Ce volume est le cinquième d’édition des procès politiques sous Charles VII et Louis XI dirigée par J. Blanchard, après ceux contre Louis de Luxembourg comte de Saint-Pol (2008), Jacques d’Armagnac duc de Nemours (2012), Jean V comte d’Armagnac, le Cadet d’Albret et, post mortem, Charles le Téméraire duc de Bourgogne (2016), et Jean II duc d’Alençon (2018).
Né vers 1421, fils du châtelain de la baronnie d’Angles en Poitou, Jean Balue entra dans l’Église, fut étudiant à Angers et sut vite se trouver des protecteurs: l’évêque de Poitiers Jacques Jouvenel des Ursins, celui d’Angers Jean II de Beauvau qu’il accompagna à Rome où il fut nommé protonotaire apostolique, Charles de Melun, qui lui permirent de connaître une belle ascension et d’accéder au roi Louis XI qui le retint comme un de ses secrétaires et aussi comme aumônier, puis conseiller au Parlement et membre du conseil royal. Le roi le fit aussi évêque d’Évreux en 1465, mais Jean Balue se fit nommer à Angers en 1467 à la place de Jean de Beauvau (laissant Évreux à son frère Antoine), tout en accumulant des charges d’abbé commendataire. Sur requête du roi de France, le pape Paul II le fit cardinal (au titre de Sainte-Suzanne) en 1467. C’était aussi un homme d’intrigues de toutes sortes. À Paris, durant la guerre du Bien public il se fit un ennemi de Charles de Melun car les deux hommes avaient des visées sur la même jeune femme.

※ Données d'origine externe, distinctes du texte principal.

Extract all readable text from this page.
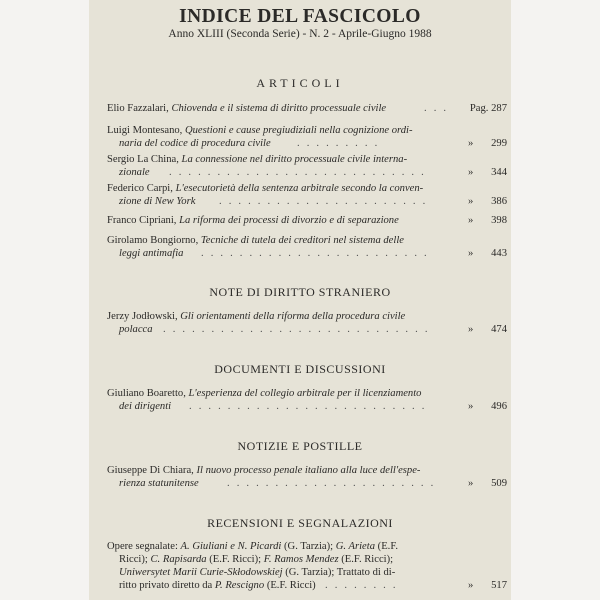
INDICE DEL FASCICOLO
Anno XLIII (Seconda Serie) - N. 2 - Aprile-Giugno 1988
ARTICOLI
Elio Fazzalari, Chiovenda e il sistema di diritto processuale civile	. . . Pag. 287
Luigi Montesano, Questioni e cause pregiudiziali nella cognizione ordi-
naria del codice di procedura civile . . . . . . . . .	» 299
Sergio La China, La connessione nel diritto processuale civile interna-
zionale . . . . . . . . . . . . . . . . . . . . . . . . . . .	» 344
Federico Carpi, L'esecutorietà della sentenza arbitrale secondo la conven-
zione di New York . . . . . . . . . . . . . . . . . . . . . .	» 386
Franco Cipriani, La riforma dei processi di divorzio e di separazione	» 398
Girolamo Bongiorno, Tecniche di tutela dei creditori nel sistema delle
leggi antimafia . . . . . . . . . . . . . . . . . . . . . . . .	» 443
NOTE DI DIRITTO STRANIERO
Jerzy Jodłowski, Gli orientamenti della riforma della procedura civile
polacca . . . . . . . . . . . . . . . . . . . . . . . . . . . .	» 474
DOCUMENTI E DISCUSSIONI
Giuliano Boaretto, L'esperienza del collegio arbitrale per il licenziamento
dei dirigenti . . . . . . . . . . . . . . . . . . . . . . . . .	» 496
NOTIZIE E POSTILLE
Giuseppe Di Chiara, Il nuovo processo penale italiano alla luce dell'espe-
rienza statunitense	. . . . . . . . . . . . . . . . . . . . . .	» 509
RECENSIONI E SEGNALAZIONI
Opere segnalate: A. Giuliani e N. Picardi (G. Tarzia); G. Arieta (E.F.
Ricci); C. Rapisarda (E.F. Ricci); F. Ramos Mendez (E.F. Ricci);
Uniwersytet Marii Curie-Skłodowskiej (G. Tarzia); Trattato di di-
ritto privato diretto da P. Rescigno (E.F. Ricci) . . . . . . . .	» 517
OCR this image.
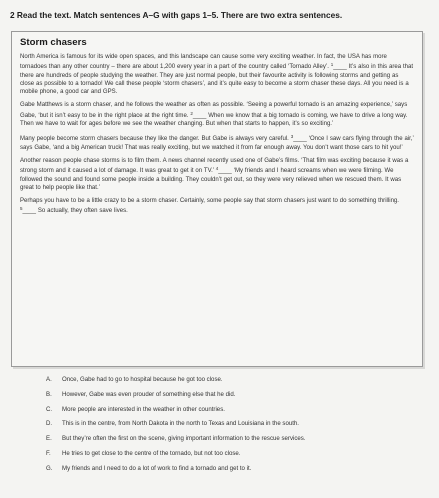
2 Read the text. Match sentences A–G with gaps 1–5. There are two extra sentences.
Storm chasers

North America is famous for its wide open spaces, and this landscape can cause some very exciting weather. In fact, the USA has more tornadoes than any other country – there are about 1,200 every year in a part of the country called ‘Tornado Alley’. $^1$____ It’s also in this area that there are hundreds of people studying the weather. They are just normal people, but their favourite activity is following storms and getting as close as possible to a tornado! We call these people ‘storm chasers’, and it’s quite easy to become a storm chaser these days. All you need is a mobile phone, a good car and GPS.

Gabe Matthews is a storm chaser, and he follows the weather as often as possible. ‘Seeing a powerful tornado is an amazing experience,’ says Gabe, ‘but it isn’t easy to be in the right place at the right time. $^2$____ When we know that a big tornado is coming, we have to drive a long way. Then we have to wait for ages before we see the weather changing. But when that starts to happen, it’s so exciting.’

Many people become storm chasers because they like the danger. But Gabe is always very careful. $^3$____ ‘Once I saw cars flying through the air,’ says Gabe, ‘and a big American truck! That was really exciting, but we watched it from far enough away. You don’t want those cars to hit you!’

Another reason people chase storms is to film them. A news channel recently used one of Gabe’s films. ‘That film was exciting because it was a strong storm and it caused a lot of damage. It was great to get it on TV.’ $^4$____ ‘My friends and I heard screams when we were filming. We followed the sound and found some people inside a building. They couldn’t get out, so they were very relieved when we rescued them. It was great to help people like that.’

Perhaps you have to be a little crazy to be a storm chaser. Certainly, some people say that storm chasers just want to do something thrilling. $^5$____ So actually, they often save lives.

A.	Once, Gabe had to go to hospital because he got too close.
B.	However, Gabe was even prouder of something else that he did.
C.	More people are interested in the weather in other countries.
D.	This is in the centre, from North Dakota in the north to Texas and Louisiana in the south.
E.	But they’re often the first on the scene, giving important information to the rescue services.
F.	He tries to get close to the centre of the tornado, but not too close.
G.	My friends and I need to do a lot of work to find a tornado and get to it.
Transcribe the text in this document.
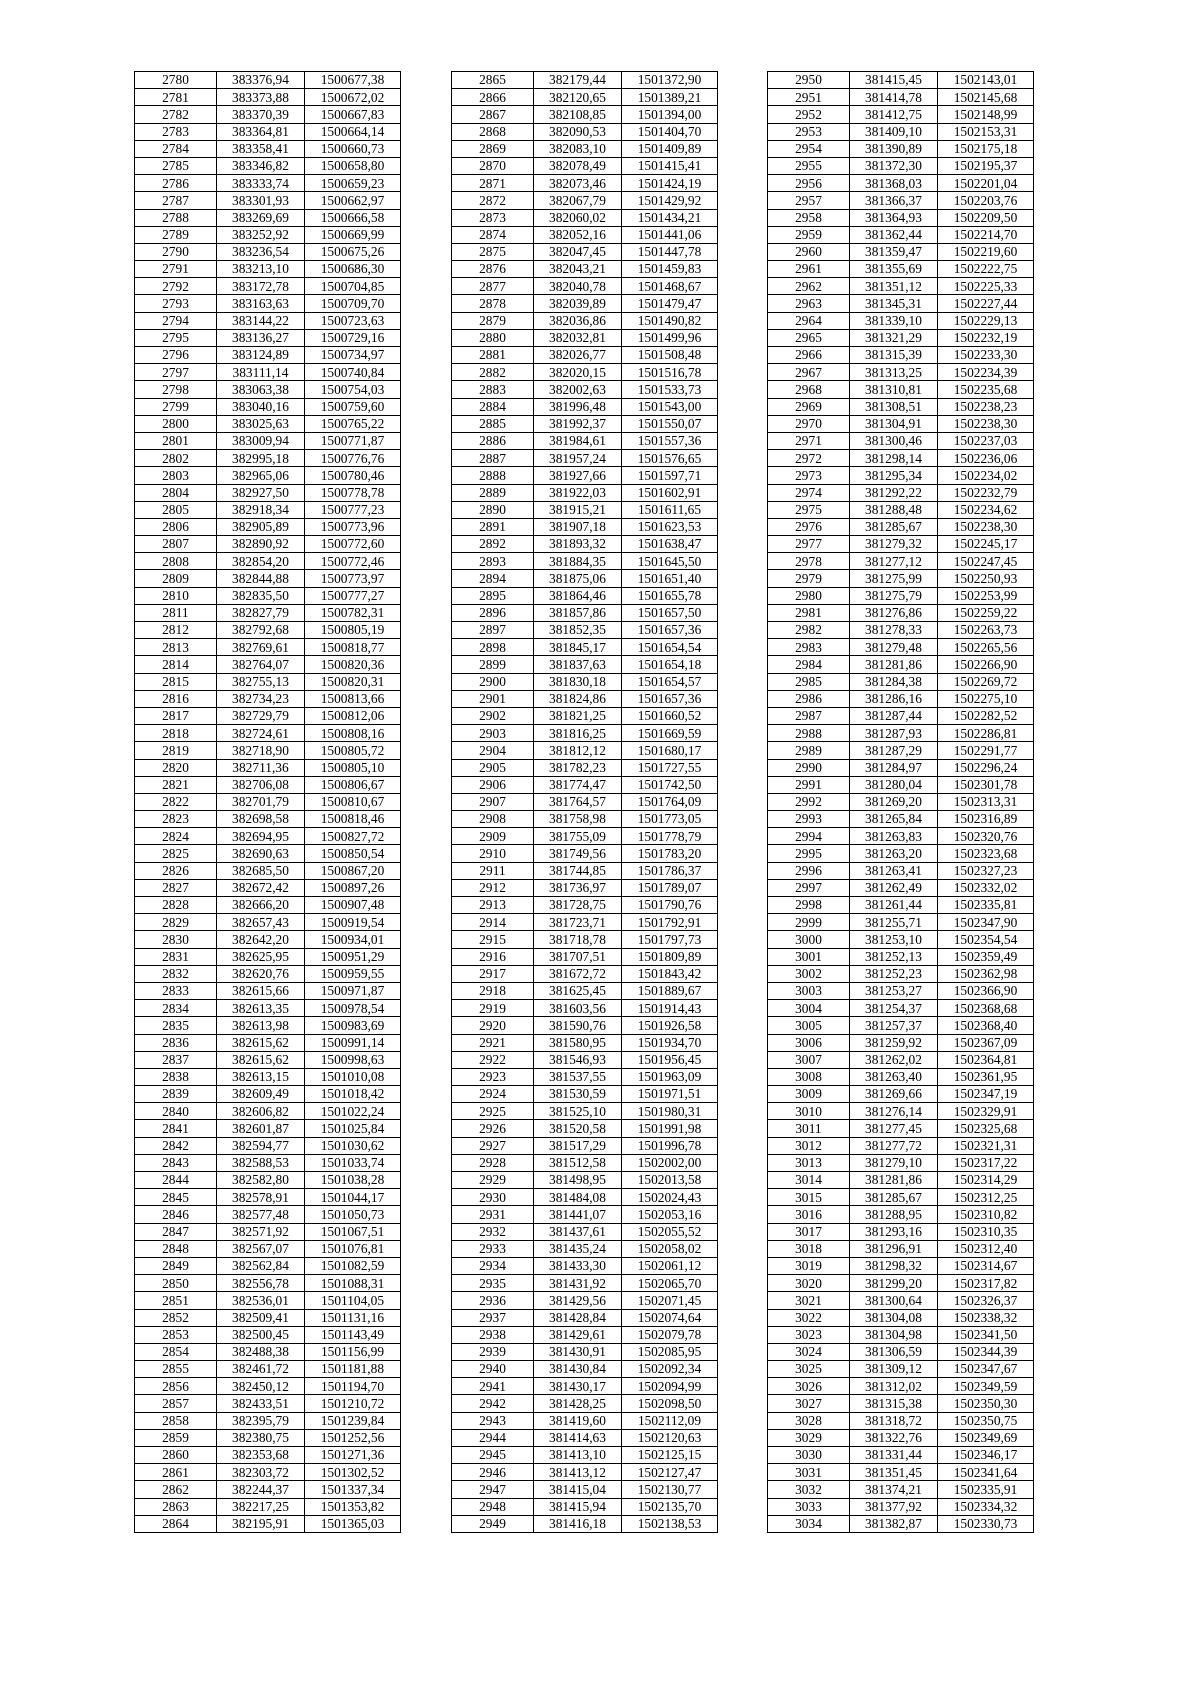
2780	383376,94	1500677,38
2781	383373,88	1500672,02
2782	383370,39	1500667,83
2783	383364,81	1500664,14
2784	383358,41	1500660,73
2785	383346,82	1500658,80
2786	383333,74	1500659,23
2787	383301,93	1500662,97
2788	383269,69	1500666,58
2789	383252,92	1500669,99
2790	383236,54	1500675,26
2791	383213,10	1500686,30
2792	383172,78	1500704,85
2793	383163,63	1500709,70
2794	383144,22	1500723,63
2795	383136,27	1500729,16
2796	383124,89	1500734,97
2797	383111,14	1500740,84
2798	383063,38	1500754,03
2799	383040,16	1500759,60
2800	383025,63	1500765,22
2801	383009,94	1500771,87
2802	382995,18	1500776,76
2803	382965,06	1500780,46
2804	382927,50	1500778,78
2805	382918,34	1500777,23
2806	382905,89	1500773,96
2807	382890,92	1500772,60
2808	382854,20	1500772,46
2809	382844,88	1500773,97
2810	382835,50	1500777,27
2811	382827,79	1500782,31
2812	382792,68	1500805,19
2813	382769,61	1500818,77
2814	382764,07	1500820,36
2815	382755,13	1500820,31
2816	382734,23	1500813,66
2817	382729,79	1500812,06
2818	382724,61	1500808,16
2819	382718,90	1500805,72
2820	382711,36	1500805,10
2821	382706,08	1500806,67
2822	382701,79	1500810,67
2823	382698,58	1500818,46
2824	382694,95	1500827,72
2825	382690,63	1500850,54
2826	382685,50	1500867,20
2827	382672,42	1500897,26
2828	382666,20	1500907,48
2829	382657,43	1500919,54
2830	382642,20	1500934,01
2831	382625,95	1500951,29
2832	382620,76	1500959,55
2833	382615,66	1500971,87
2834	382613,35	1500978,54
2835	382613,98	1500983,69
2836	382615,62	1500991,14
2837	382615,62	1500998,63
2838	382613,15	1501010,08
2839	382609,49	1501018,42
2840	382606,82	1501022,24
2841	382601,87	1501025,84
2842	382594,77	1501030,62
2843	382588,53	1501033,74
2844	382582,80	1501038,28
2845	382578,91	1501044,17
2846	382577,48	1501050,73
2847	382571,92	1501067,51
2848	382567,07	1501076,81
2849	382562,84	1501082,59
2850	382556,78	1501088,31
2851	382536,01	1501104,05
2852	382509,41	1501131,16
2853	382500,45	1501143,49
2854	382488,38	1501156,99
2855	382461,72	1501181,88
2856	382450,12	1501194,70
2857	382433,51	1501210,72
2858	382395,79	1501239,84
2859	382380,75	1501252,56
2860	382353,68	1501271,36
2861	382303,72	1501302,52
2862	382244,37	1501337,34
2863	382217,25	1501353,82
2864	382195,91	1501365,03
2865	382179,44	1501372,90
2866	382120,65	1501389,21
2867	382108,85	1501394,00
2868	382090,53	1501404,70
2869	382083,10	1501409,89
2870	382078,49	1501415,41
2871	382073,46	1501424,19
2872	382067,79	1501429,92
2873	382060,02	1501434,21
2874	382052,16	1501441,06
2875	382047,45	1501447,78
2876	382043,21	1501459,83
2877	382040,78	1501468,67
2878	382039,89	1501479,47
2879	382036,86	1501490,82
2880	382032,81	1501499,96
2881	382026,77	1501508,48
2882	382020,15	1501516,78
2883	382002,63	1501533,73
2884	381996,48	1501543,00
2885	381992,37	1501550,07
2886	381984,61	1501557,36
2887	381957,24	1501576,65
2888	381927,66	1501597,71
2889	381922,03	1501602,91
2890	381915,21	1501611,65
2891	381907,18	1501623,53
2892	381893,32	1501638,47
2893	381884,35	1501645,50
2894	381875,06	1501651,40
2895	381864,46	1501655,78
2896	381857,86	1501657,50
2897	381852,35	1501657,36
2898	381845,17	1501654,54
2899	381837,63	1501654,18
2900	381830,18	1501654,57
2901	381824,86	1501657,36
2902	381821,25	1501660,52
2903	381816,25	1501669,59
2904	381812,12	1501680,17
2905	381782,23	1501727,55
2906	381774,47	1501742,50
2907	381764,57	1501764,09
2908	381758,98	1501773,05
2909	381755,09	1501778,79
2910	381749,56	1501783,20
2911	381744,85	1501786,37
2912	381736,97	1501789,07
2913	381728,75	1501790,76
2914	381723,71	1501792,91
2915	381718,78	1501797,73
2916	381707,51	1501809,89
2917	381672,72	1501843,42
2918	381625,45	1501889,67
2919	381603,56	1501914,43
2920	381590,76	1501926,58
2921	381580,95	1501934,70
2922	381546,93	1501956,45
2923	381537,55	1501963,09
2924	381530,59	1501971,51
2925	381525,10	1501980,31
2926	381520,58	1501991,98
2927	381517,29	1501996,78
2928	381512,58	1502002,00
2929	381498,95	1502013,58
2930	381484,08	1502024,43
2931	381441,07	1502053,16
2932	381437,61	1502055,52
2933	381435,24	1502058,02
2934	381433,30	1502061,12
2935	381431,92	1502065,70
2936	381429,56	1502071,45
2937	381428,84	1502074,64
2938	381429,61	1502079,78
2939	381430,91	1502085,95
2940	381430,84	1502092,34
2941	381430,17	1502094,99
2942	381428,25	1502098,50
2943	381419,60	1502112,09
2944	381414,63	1502120,63
2945	381413,10	1502125,15
2946	381413,12	1502127,47
2947	381415,04	1502130,77
2948	381415,94	1502135,70
2949	381416,18	1502138,53
2950	381415,45	1502143,01
2951	381414,78	1502145,68
2952	381412,75	1502148,99
2953	381409,10	1502153,31
2954	381390,89	1502175,18
2955	381372,30	1502195,37
2956	381368,03	1502201,04
2957	381366,37	1502203,76
2958	381364,93	1502209,50
2959	381362,44	1502214,70
2960	381359,47	1502219,60
2961	381355,69	1502222,75
2962	381351,12	1502225,33
2963	381345,31	1502227,44
2964	381339,10	1502229,13
2965	381321,29	1502232,19
2966	381315,39	1502233,30
2967	381313,25	1502234,39
2968	381310,81	1502235,68
2969	381308,51	1502238,23
2970	381304,91	1502238,30
2971	381300,46	1502237,03
2972	381298,14	1502236,06
2973	381295,34	1502234,02
2974	381292,22	1502232,79
2975	381288,48	1502234,62
2976	381285,67	1502238,30
2977	381279,32	1502245,17
2978	381277,12	1502247,45
2979	381275,99	1502250,93
2980	381275,79	1502253,99
2981	381276,86	1502259,22
2982	381278,33	1502263,73
2983	381279,48	1502265,56
2984	381281,86	1502266,90
2985	381284,38	1502269,72
2986	381286,16	1502275,10
2987	381287,44	1502282,52
2988	381287,93	1502286,81
2989	381287,29	1502291,77
2990	381284,97	1502296,24
2991	381280,04	1502301,78
2992	381269,20	1502313,31
2993	381265,84	1502316,89
2994	381263,83	1502320,76
2995	381263,20	1502323,68
2996	381263,41	1502327,23
2997	381262,49	1502332,02
2998	381261,44	1502335,81
2999	381255,71	1502347,90
3000	381253,10	1502354,54
3001	381252,13	1502359,49
3002	381252,23	1502362,98
3003	381253,27	1502366,90
3004	381254,37	1502368,68
3005	381257,37	1502368,40
3006	381259,92	1502367,09
3007	381262,02	1502364,81
3008	381263,40	1502361,95
3009	381269,66	1502347,19
3010	381276,14	1502329,91
3011	381277,45	1502325,68
3012	381277,72	1502321,31
3013	381279,10	1502317,22
3014	381281,86	1502314,29
3015	381285,67	1502312,25
3016	381288,95	1502310,82
3017	381293,16	1502310,35
3018	381296,91	1502312,40
3019	381298,32	1502314,67
3020	381299,20	1502317,82
3021	381300,64	1502326,37
3022	381304,08	1502338,32
3023	381304,98	1502341,50
3024	381306,59	1502344,39
3025	381309,12	1502347,67
3026	381312,02	1502349,59
3027	381315,38	1502350,30
3028	381318,72	1502350,75
3029	381322,76	1502349,69
3030	381331,44	1502346,17
3031	381351,45	1502341,64
3032	381374,21	1502335,91
3033	381377,92	1502334,32
3034	381382,87	1502330,73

L’introduction (p. IX–XLIX) retrace la carrière de Jean Balue et son procès avec les questions juridiques qu’il a posées (un membre du haut clergé peut-il commettre un crime de lèse-majesté; si oui, quelle juridiction séculière ou ecclésiastique est compétente; enfin la procédure à suivre). La bibliographie est des plus succinctes (p. XLVIII–XLIX); sur Louis XI seul est mentionné l’ouvrage de Joël Blanchard.
Suit l’édition d’un choix de documents, et cette édition ne manque pas de poser des questions: aucune description des manuscrits n’est donnée, nous ne savons pas s’il existe des copies des documents. C’est la première fois que je vois les documents publiés non pas dans l’ordre chronologique, mais selon les manuscrits sources, ce qui n’a guère d’intérêt historique. En fait seuls les »textes« 1 A, M, N et O, 3, 3 et 4 A et B sont inédits, c’est-à-dire sept sur dix-neuf: tous ces documents ont soit été publiés soit mentionnés par Henri Forgeot dans son étude »Jean Balue, cardinal d’Angers (1421?–1491)«, Paris 1895. Relevons un document inédit très intéressant et qui devrait appeler des commentaires: la réflexion sur le crime de lèse-majesté par Oriole (texte 1 N, p. 35–42).
L’édition elle-même est soignée, mais il aurait fallu rejeter l’apparat critique en fin et mettre les notes historiques en bas de page, ce qui aurait facilité la lecture, car les principaux lecteurs seront des historiens.
Cependant, il faut reconnaître que les notes historiques sont bâclées, au point de se demander si les éditeurs ont une quelconque connaissance précise de l’histoire de la fin du Moyen Âge. Prenons deux exemples: p. 42, on reste éberlué de lire la note i: »ceulx du rosier: nous ignorons de qui il s’agit«, alors que l’auteur parle de Toulouse il est bien entendu question de Bernard de Rosier, archevêque de Toulouse de 1452 à 1475; le personnage, auteur de la »Tripartita consultacionum« et de l’»Ambaxiatorum brevilogum«, a été étudié par Patrick Arabeyre (1990 et 1992). P. 93, l’évêque (plus exactement l’archevêque) d’York exécuté par le roi d’Angleterre est Richard le Scrope en 1405, accusé d’avoir comploté contre Henri IV (une simple consultation d’une liste des archevêques d’York, dans Gams, Eubel ou même Wikipédia, aurait donné le nom).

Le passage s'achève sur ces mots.